Comincio io parlando dello scandalo di Padova, dove l’avvocato Giovanna Sergiacomi ha la sfrontatezza di dire pubblicamente una verità che tutti conoscono: esistono le false accuse. Esistono, eccome se esistono, è un fenomeno dilagante che però deve rimanere nascosto. Non se ne deve parlare, punto. L’unico argomento feministly correct è la propaganda sulla donna vittima inquantodonna, dunque come da copione non devono avere spazio argomenti che potrebbero far vacillare la narrazione ideologica, ad esempio le violenze inesistenti denunciate da nord a sud dalle donne di ogni età e ceto sociale, per i motivi più vari: per vendetta, per rabbia, per gelosia, per interessi economici, per coprire un tradimento, per giustificare una notte di eccessi, per allontanare il padre dai figli, per nascondere una verità scomoda a mariti, fidanzati, genitori… Non è possibile affrontare l’argomento delle discriminazioni di genere quando il genere discriminato è quello maschile. Un dato importante: Giovanna Sergiacomi, oltre ad essere avvocato, è anche Presidente della Commissione di Parità del Comune di Padova. Quindi una persona che, secondo la distorsione dittatoriale del totalitarismo più tossico, avrebbe insito nel suo ruolo il giuramento di parlare solo di vittime inquantodonne e oscurare tutto il resto. La massiccia ondata di proteste politiche subite dalla Sergiacomi l’ha costretta a una veloce retromarcia, ha dichiarato di essere stata fraintesa. Per aver detto la verità. Chi tocca i dogmi del femministicamente corretto si fa male.
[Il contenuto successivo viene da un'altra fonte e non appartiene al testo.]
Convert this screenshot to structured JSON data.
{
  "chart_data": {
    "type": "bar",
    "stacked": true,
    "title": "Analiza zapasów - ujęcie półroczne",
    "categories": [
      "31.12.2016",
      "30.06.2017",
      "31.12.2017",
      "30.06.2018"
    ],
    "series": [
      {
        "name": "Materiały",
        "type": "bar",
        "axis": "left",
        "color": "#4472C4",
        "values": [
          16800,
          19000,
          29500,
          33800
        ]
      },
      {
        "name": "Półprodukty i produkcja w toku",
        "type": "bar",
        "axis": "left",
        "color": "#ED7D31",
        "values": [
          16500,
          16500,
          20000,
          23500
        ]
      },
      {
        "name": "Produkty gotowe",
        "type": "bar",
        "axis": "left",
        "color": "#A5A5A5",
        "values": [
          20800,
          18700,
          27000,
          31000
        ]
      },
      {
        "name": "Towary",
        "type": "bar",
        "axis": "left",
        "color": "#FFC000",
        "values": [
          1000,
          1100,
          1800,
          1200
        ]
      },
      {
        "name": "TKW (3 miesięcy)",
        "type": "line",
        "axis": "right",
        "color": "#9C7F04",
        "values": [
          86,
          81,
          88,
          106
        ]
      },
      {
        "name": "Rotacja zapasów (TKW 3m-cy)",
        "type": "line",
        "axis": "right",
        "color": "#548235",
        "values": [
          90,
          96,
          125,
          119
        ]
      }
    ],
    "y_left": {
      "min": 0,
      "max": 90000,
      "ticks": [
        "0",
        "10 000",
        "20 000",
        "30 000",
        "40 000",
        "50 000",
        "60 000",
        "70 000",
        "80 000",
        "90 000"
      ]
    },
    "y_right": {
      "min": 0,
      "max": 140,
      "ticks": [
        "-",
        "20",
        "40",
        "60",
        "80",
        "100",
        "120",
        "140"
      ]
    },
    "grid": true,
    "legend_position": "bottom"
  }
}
La cronaca che conferma le posizioni “eretiche”.
Poi è la volta di Stasi, che tratta una notizia simile arrivata da San Benedetto del Tronto: ancora una volta l’iniziativa di una donna, ancora una volta questa donna ha un ruolo istituzionale che le imporrebbe – secondo le immancabili contestatrici – di osservare il mondo solo attraverso occhiali rosa, ancora uno tsunami di proteste del femminismo totalitario. Sul banco degli accusati stavolta c’è Antonella Baiocchi, Assessore comunale alle Pari Opportunità. Cosa ti combina la Baiocchi? Inaugura una panchina contro ogni tipo di violenza e fa dichiarazioni distensive invece dell’odio antimaschile di prammatica: «Ho speranza che uomini e donne si alleino per favorire la cultura del rispetto e aiutare le persone maltrattanti e maltrattate ad uscire dalla violenza, tuttavia è necessario superare questo atteggiamento dicotomico. Chi difende gli uomini è contro le donne e viceversa. Con questo comportamento non andiamo da nessuna parte». Apriti cielo! L’Assessore dimostra di essere democratica ed inclusiva, caratteristiche incompatibili col femminismo; intende il concetto di pari opportunità nel senso letterale e non, come viene storpiato, quale corsia preferenziale per il femminile. Invece della solita e inflazionatissima panchina rossa, ha pensato a una panchina contro ogni violenza, decorata dall’artista Pietra Barrasso: un aquilone con simboli di uomini e bambini, senza dimenticare le immancabili zapatas rojas simbolo della violenza sulle donne. Felicitazioni, fotografi, giornalisti, autorità, applausi però…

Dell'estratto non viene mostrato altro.